Del resto già il sostituto procuratore nazionale antimafia Carlo Caponcello aveva detto che in Calabria l
a ‘ndrangheta non è un convitato di pietra ma istituzionale (si vedano in questo umile e umido blog i miei servizi dell’8, 10 e 15 febbraio 2012). Istituzionale capite? Ma di che stiamo palando! Andrebbe sciolta la Calabria, altro che un singolo Comune e c’è da restare esterrefatti di fronte alle parole di Ciccio-Peppe Scopelliti che non trova meglio da dire che: “Altri Comuni infiltrati dalla mafia non sono stati sciolti”. A chi si riferisce, di grazia? Forse all’unico caso-vergogna nazionale, vale a dire Fondi? Beh, quello fu un regalo al centro destra. O conosce altri casi? Li dica, please! Non credo e comunque il ragionamento nella scuola elementare, tra due alunni, suonerebbe così: “Signora maestra perché mette me dietro la lavagna? Ha cominciato lui….”. Ciccio-Peppe se ne faccia una ragione: il Comune amministrato dal suo alter ego andava sciolto. Punto. E l’odierna operazione che ha condotto all’arresto del dominus della Leonia (la società municipalizzata dell’ambiente) ne è una conferma. Ne vuole altre?
FALSE SPERANZE
Ora che lo scioglimento del consiglio comunale – benvenuto per le ragioni di legge illustrate dal ministro Cancellieri con buona pace dei scopellitones – è arrivato l’unica domanda che vale la pena di porsi è: cosa cambierà?
Bene. Dai demagoghi calabresi in terra di Calabria sentirete parlare di opportunità di rinascita. Dai politicanti calabresi in terra di Calabria sentirete parlare di pagina da voltare. Dai sociologi calabresi dei miei stivali in terra di Calabria sentirete parlare di rivolta delle coscienze.
Balle!

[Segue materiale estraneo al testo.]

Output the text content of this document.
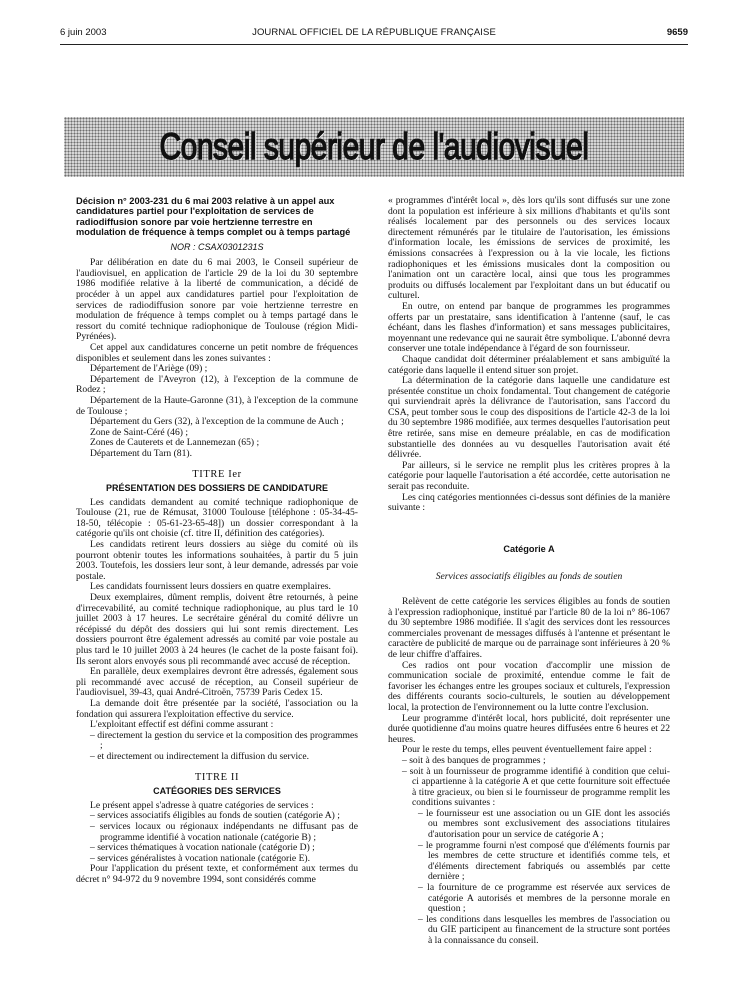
6 juin 2003	JOURNAL OFFICIEL DE LA RÉPUBLIQUE FRANÇAISE	9659
Conseil supérieur de l'audiovisuel

Décision n° 2003-231 du 6 mai 2003 relative à un appel aux candidatures partiel pour l'exploitation de services de radiodiffusion sonore par voie hertzienne terrestre en modulation de fréquence à temps complet ou à temps partagé

NOR : CSAX0301231S

Par délibération en date du 6 mai 2003, le Conseil supérieur de l'audiovisuel, en application de l'article 29 de la loi du 30 septembre 1986 modifiée relative à la liberté de communication, a décidé de procéder à un appel aux candidatures partiel pour l'exploitation de services de radiodiffusion sonore par voie hertzienne terrestre en modulation de fréquence à temps complet ou à temps partagé dans le ressort du comité technique radiophonique de Toulouse (région Midi-Pyrénées).

Cet appel aux candidatures concerne un petit nombre de fréquences disponibles et seulement dans les zones suivantes :

Département de l'Ariège (09) ;

Département de l'Aveyron (12), à l'exception de la commune de Rodez ;

Département de la Haute-Garonne (31), à l'exception de la commune de Toulouse ;

Département du Gers (32), à l'exception de la commune de Auch ;

Zone de Saint-Céré (46) ;

Zones de Cauterets et de Lannemezan (65) ;

Département du Tarn (81).

TITRE Ier

PRÉSENTATION DES DOSSIERS DE CANDIDATURE

Les candidats demandent au comité technique radiophonique de Toulouse (21, rue de Rémusat, 31000 Toulouse [téléphone : 05-34-45-18-50, télécopie : 05-61-23-65-48]) un dossier correspondant à la catégorie qu'ils ont choisie (cf. titre II, définition des catégories).

Les candidats retirent leurs dossiers au siège du comité où ils pourront obtenir toutes les informations souhaitées, à partir du 5 juin 2003. Toutefois, les dossiers leur sont, à leur demande, adressés par voie postale.

Les candidats fournissent leurs dossiers en quatre exemplaires.

Deux exemplaires, dûment remplis, doivent être retournés, à peine d'irrecevabilité, au comité technique radiophonique, au plus tard le 10 juillet 2003 à 17 heures. Le secrétaire général du comité délivre un récépissé du dépôt des dossiers qui lui sont remis directement. Les dossiers pourront être également adressés au comité par voie postale au plus tard le 10 juillet 2003 à 24 heures (le cachet de la poste faisant foi). Ils seront alors envoyés sous pli recommandé avec accusé de réception.

En parallèle, deux exemplaires devront être adressés, également sous pli recommandé avec accusé de réception, au Conseil supérieur de l'audiovisuel, 39-43, quai André-Citroën, 75739 Paris Cedex 15.

La demande doit être présentée par la société, l'association ou la fondation qui assurera l'exploitation effective du service.

L'exploitant effectif est défini comme assurant :

– directement la gestion du service et la composition des programmes ;

– et directement ou indirectement la diffusion du service.

TITRE II

CATÉGORIES DES SERVICES

Le présent appel s'adresse à quatre catégories de services :

– services associatifs éligibles au fonds de soutien (catégorie A) ;

– services locaux ou régionaux indépendants ne diffusant pas de programme identifié à vocation nationale (catégorie B) ;

– services thématiques à vocation nationale (catégorie D) ;

– services généralistes à vocation nationale (catégorie E).

Pour l'application du présent texte, et conformément aux termes du décret n° 94-972 du 9 novembre 1994, sont considérés comme

« programmes d'intérêt local », dès lors qu'ils sont diffusés sur une zone dont la population est inférieure à six millions d'habitants et qu'ils sont réalisés localement par des personnels ou des services locaux directement rémunérés par le titulaire de l'autorisation, les émissions d'information locale, les émissions de services de proximité, les émissions consacrées à l'expression ou à la vie locale, les fictions radiophoniques et les émissions musicales dont la composition ou l'animation ont un caractère local, ainsi que tous les programmes produits ou diffusés localement par l'exploitant dans un but éducatif ou culturel.

En outre, on entend par banque de programmes les programmes offerts par un prestataire, sans identification à l'antenne (sauf, le cas échéant, dans les flashes d'information) et sans messages publicitaires, moyennant une redevance qui ne saurait être symbolique. L'abonné devra conserver une totale indépendance à l'égard de son fournisseur.

Chaque candidat doit déterminer préalablement et sans ambiguïté la catégorie dans laquelle il entend situer son projet.

La détermination de la catégorie dans laquelle une candidature est présentée constitue un choix fondamental. Tout changement de catégorie qui surviendrait après la délivrance de l'autorisation, sans l'accord du CSA, peut tomber sous le coup des dispositions de l'article 42-3 de la loi du 30 septembre 1986 modifiée, aux termes desquelles l'autorisation peut être retirée, sans mise en demeure préalable, en cas de modification substantielle des données au vu desquelles l'autorisation avait été délivrée.

Par ailleurs, si le service ne remplit plus les critères propres à la catégorie pour laquelle l'autorisation a été accordée, cette autorisation ne serait pas reconduite.

Les cinq catégories mentionnées ci-dessus sont définies de la manière suivante :

Catégorie A

Services associatifs éligibles au fonds de soutien

Relèvent de cette catégorie les services éligibles au fonds de soutien à l'expression radiophonique, institué par l'article 80 de la loi n° 86-1067 du 30 septembre 1986 modifiée. Il s'agit des services dont les ressources commerciales provenant de messages diffusés à l'antenne et présentant le caractère de publicité de marque ou de parrainage sont inférieures à 20 % de leur chiffre d'affaires.

Ces radios ont pour vocation d'accomplir une mission de communication sociale de proximité, entendue comme le fait de favoriser les échanges entre les groupes sociaux et culturels, l'expression des différents courants socio-culturels, le soutien au développement local, la protection de l'environnement ou la lutte contre l'exclusion.

Leur programme d'intérêt local, hors publicité, doit représenter une durée quotidienne d'au moins quatre heures diffusées entre 6 heures et 22 heures.

Pour le reste du temps, elles peuvent éventuellement faire appel :

– soit à des banques de programmes ;

– soit à un fournisseur de programme identifié à condition que celui-ci appartienne à la catégorie A et que cette fourniture soit effectuée à titre gracieux, ou bien si le fournisseur de programme remplit les conditions suivantes :

– le fournisseur est une association ou un GIE dont les associés ou membres sont exclusivement des associations titulaires d'autorisation pour un service de catégorie A ;

– le programme fourni n'est composé que d'éléments fournis par les membres de cette structure et identifiés comme tels, et d'éléments directement fabriqués ou assemblés par cette dernière ;

– la fourniture de ce programme est réservée aux services de catégorie A autorisés et membres de la personne morale en question ;

– les conditions dans lesquelles les membres de l'association ou du GIE participent au financement de la structure sont portées à la connaissance du conseil.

Tutte sacrosante, fantastiche, luminescenti, sfolgoranti, fantasmagoriche e rutilanti balle!
Il comparaggio vincerà anche questa volta. I compari della politica si attrezzeranno per vincere qualunque colore politico vinca, i compari mafiosi staranno alla finestra e aspetteranno che arrivino a San Luca (anche solo metaforicamente), i compari massoni deviati celebreranno la messa laica della spartizione del potere, i compari delle professioni renderanno i propri servigi e i compari dei servizi deviati vigileranno che tutto si svolga…democraticamente.

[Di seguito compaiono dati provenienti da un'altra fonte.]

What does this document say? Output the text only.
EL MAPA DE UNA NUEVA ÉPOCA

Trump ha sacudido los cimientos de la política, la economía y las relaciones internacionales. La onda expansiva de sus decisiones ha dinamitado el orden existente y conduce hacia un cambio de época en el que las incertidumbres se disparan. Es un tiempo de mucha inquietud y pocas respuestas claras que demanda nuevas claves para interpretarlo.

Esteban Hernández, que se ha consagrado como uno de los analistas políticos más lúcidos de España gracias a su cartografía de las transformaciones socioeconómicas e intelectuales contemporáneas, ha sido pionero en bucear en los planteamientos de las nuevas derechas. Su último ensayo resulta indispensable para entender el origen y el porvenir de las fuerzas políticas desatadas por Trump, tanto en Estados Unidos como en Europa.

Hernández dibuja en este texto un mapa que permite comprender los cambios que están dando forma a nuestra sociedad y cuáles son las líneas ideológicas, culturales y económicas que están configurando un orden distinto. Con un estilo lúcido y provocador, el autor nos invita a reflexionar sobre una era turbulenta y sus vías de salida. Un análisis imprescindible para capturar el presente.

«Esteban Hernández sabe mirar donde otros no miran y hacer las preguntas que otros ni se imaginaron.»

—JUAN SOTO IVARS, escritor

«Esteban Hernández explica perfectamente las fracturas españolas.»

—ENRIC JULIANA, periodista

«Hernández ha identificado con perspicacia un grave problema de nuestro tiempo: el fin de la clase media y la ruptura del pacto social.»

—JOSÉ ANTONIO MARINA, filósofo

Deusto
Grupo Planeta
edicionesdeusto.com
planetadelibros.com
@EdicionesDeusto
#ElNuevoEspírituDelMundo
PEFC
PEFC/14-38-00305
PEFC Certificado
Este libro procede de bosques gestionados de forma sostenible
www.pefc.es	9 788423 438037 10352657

Ah dimenticavo i compari all’interno del Comune: quelli scovati dalla relazione della prefettura e quelli ancora senza nome. Sono loro che – strisciando in questi 18/24 mesi di commissariato e venendo alla luce dopo – continueranno a garantire la “contiguità”. Lo aveva già capito Luigi De Sena, il superprefetto di Reggio Calabria e territori affini che, non a caso implorò il Parlamento di cambiare la legge sullo scioglimento degli enti. Perché se si cacciano i “compari politici” e si lasciano dentro i “compari burocrati” non cambia nulla.
Anzi: le cose nel Comune di Reggio Calabria – date retta a ‘sto cialtrone, come mi definisce Ciccio-Peppe e ne vado per questo orgoglioso – indipendentemente da chi vincerà le elezioni tra compari, cambieranno. In peggio*.
Baci compà!
* spero che le forze sane di questa regione – società civile, associazionismo, imprenditoria sana, Chiesa – dimostrino che la Calabria possa uscirne e che dunque il comparaggio si sciolga in solidarietà. Solo così si accende la speranza che in questo momento è nelle mani di un grande Servitore dello Stato, il prefetto Vincenzo Panico. I miei ragionamenti verrebbero sconfessati e io ne sarei strafelice.